Ahmed Gomaa أَحْمَد جُمْعَة

Personal information
- Full name: Ahmed Mohamed Ali Gomaa
- Date of birth: 16 August 1988 (age 37)
- Place of birth: Kafr El Sheikh, Egypt
- Height: 1.78 m (5 ft 10 in)
- Position(s): Forward

Team information
- Current team: Al Masry

Youth career
- 2003–2004: Abou Bedway
- 2004–2008: Ghazl El Mahalla

Senior career*
- Years: Team / Apps / (Gls)
- 2008–2009: Ghazl El Mahalla
- 2009–2011: El Raja
- 2011–2014: El Mansoura / 50 / (26)
- 2014–: Al Masry / 112 / (34)
- 2015: → Ittihad El Shorta (loan) / 19 / (4)
- 2019: → Ohod (loan) / 6 / (1)

International career^{‡}
- 2017–: Egypt / 2 / (0)

= Ahmed Gomaa =

Egyptian footballer (born 1988)

Ahmed Mohamed Ali Gomaa (أَحْمَد مُحَمَّد عَلِيّ جُمْعَة; born 16 August 1988), is an Egyptian footballer who played for Egyptian Premier League side Al Masry, and the Egyptian national team as a forward. Last playing for ENPPI SC in 2021. He is currently a free agent.

==Club career==
===Abou Bedway===
In 2003, during Ramadan when Gomaa was playing football with his friends, Abou Bedway's manager, Ibrahim Abou Sita, offered him a trial at the club; Gomaa didn't like the idea to join a football club and wanted to play football only as a hobby, but his family and friends convinced him that joining the club may be the start of a great football career. Gomma joined Abou Bedway at the age of 15 and played for the reserve team for only one year, before he moved to Ghazl El Mahalla.

===Ghazl El Mahalla===
In 2004, Gomma joined Ghazl El Mahalla and was selected to play for the reserve team. After playing for the reserves for 4 years he was promoted to the first team after the manager, Khaled Eid, was impressed by his style of play. However, Ghazl El Mahalla ended his contract by mutual consent after playing only 1 season with the first team.

===El Raja===
In 2009, Gomma joined El Raja. He spent 2 years at the club and helped to avoid the relegation during the 2010–11 Egyptian Second Division.

===El Mansoura===
In 2011, Gomaa signed for El Mansoura in a 3-year contract for a fee of . He scored his first goal in his official debut on 17 November 2011 against Baladeyet El Mahalla in a 1–2 loss in the 2011–12 Egyptian Second Division. He scored 4 goals in 7 matches in his first season, however all of the football competitions in Egypt were suspended by the Egyptian Football Association after the Port Said Stadium riot occurred. Gomma finished his second season as the club's top goalscorer, scoring 16 goals in 25 matches. He also finished as the club's top goalscorer in the next season despite scoring only 6 goals in 19 matches in a disappointing season for his side as they failed to qualify to the promotion play-offs. His last goal for El Mansoura was on 12 May 2014 against Ittihad Nabarouh in a 1–1 draw in the league.

===Al Masry===
On 22 July 2014, Al Masry announced the signing of Gomaa from El Mansoura in a 3-year contract for an undisclosed fee. Gomaa had a hard start with Al Masry under Tarek Yehia, who wasn't convinced with his ability. He played only 4 matches and ended up being benched during the first half of the season.

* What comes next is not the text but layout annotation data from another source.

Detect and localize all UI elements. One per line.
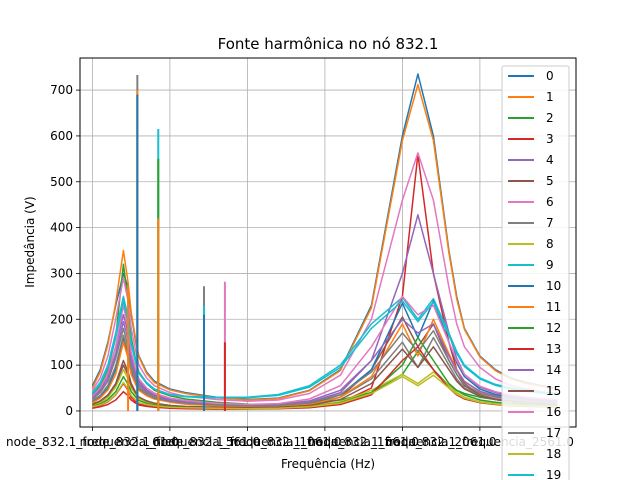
y-tick-label: 400 xyxy=(50,221,73,235)
y-tick-label: 200 xyxy=(50,312,73,326)
x-tick-label: node_832.1_frequencia_561.0 xyxy=(80,435,260,449)
legend-label: 17 xyxy=(546,426,561,440)
y-tick-label: 300 xyxy=(50,266,73,280)
x-axis-label: Frequência (Hz) xyxy=(281,457,375,471)
plot-frame xyxy=(79,57,577,428)
legend-label: 9 xyxy=(546,258,554,272)
legend-label: 11 xyxy=(546,300,561,314)
axis-ticks: node_832.1_frequencia_61.0node_832.1_fre… xyxy=(6,83,574,449)
x-tick-label: node_832.1_frequencia_1561.0 xyxy=(231,435,419,449)
y-tick-label: 0 xyxy=(65,404,73,418)
legend-label: 7 xyxy=(546,216,554,230)
legend-label: 19 xyxy=(546,468,561,480)
legend-label: 8 xyxy=(546,237,554,251)
y-tick-label: 100 xyxy=(50,358,73,372)
x-tick-label: node_832.1_frequencia_2061.0 xyxy=(308,435,496,449)
legend-label: 3 xyxy=(546,132,554,146)
legend-label: 2 xyxy=(546,111,554,125)
y-axis-label: Impedância (V) xyxy=(23,196,37,287)
legend-label: 14 xyxy=(546,363,561,377)
legend-label: 4 xyxy=(546,153,554,167)
x-tick-label: node_832.1_frequencia_1061.0 xyxy=(153,435,341,449)
legend-label: 12 xyxy=(546,321,561,335)
legend-label: 0 xyxy=(546,69,554,83)
legend-label: 6 xyxy=(546,195,554,209)
legend-label: 18 xyxy=(546,447,561,461)
y-tick-label: 600 xyxy=(50,129,73,143)
legend-label: 1 xyxy=(546,90,554,104)
legend-label: 13 xyxy=(546,342,561,356)
resonance-spikes xyxy=(127,74,226,411)
legend-label: 5 xyxy=(546,174,554,188)
grid xyxy=(80,58,576,427)
chart-title: Fonte harmônica no nó 832.1 xyxy=(218,35,439,53)
legend-box xyxy=(501,65,570,480)
y-tick-label: 700 xyxy=(50,83,73,97)
x-tick-label: node_832.1_frequencia_61.0 xyxy=(6,435,179,449)
y-tick-label: 500 xyxy=(50,175,73,189)
legend-label: 16 xyxy=(546,405,561,419)
legend-label: 10 xyxy=(546,279,561,293)
series-line-1 xyxy=(91,83,558,401)
legend-label: 15 xyxy=(546,384,561,398)
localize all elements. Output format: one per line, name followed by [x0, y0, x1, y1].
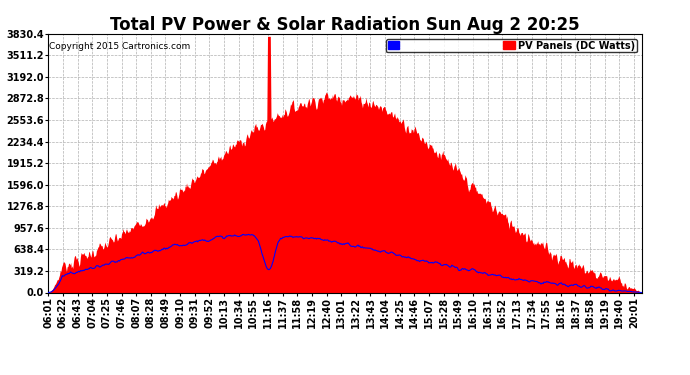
- Title: Total PV Power & Solar Radiation Sun Aug 2 20:25: Total PV Power & Solar Radiation Sun Aug…: [110, 16, 580, 34]
- Legend: Radiation (W/m2), PV Panels (DC Watts): Radiation (W/m2), PV Panels (DC Watts): [386, 39, 637, 53]
- Text: Copyright 2015 Cartronics.com: Copyright 2015 Cartronics.com: [49, 42, 190, 51]
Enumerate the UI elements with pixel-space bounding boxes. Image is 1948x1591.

===Loan to Ittihad El Shorta===
On 14 January 2015, Ittihad El Shorta announced the signing of Gomaa and his teammate Eliassou Issiaka on loan until the end of the 2014–15 Egyptian Premier League season. He scored 4 goals in 20 appearances with the club. On 28 May 2015, Gomaa scored against the league winners Zamalek in a 5–1 loss. Ittihad El Shorta finished the season in the 15th place, one point above the relegation zone and 5 points below Al Masry.

==International career==
On 29 December 2016, Gomaa was called up for the national team for the first time in his career as he was named in Egypt's preliminary squad for the 2017 Africa Cup of Nations in Gabon. However, he wasn't included in the final squad for the tournament.

In May 2018 he was named in Egypt's preliminary squad for the 2018 World Cup in Russia. He made his debut for the national team on 25 May in a friendly match against Kuwait, coming on as a substitute for Kouka early in the second half.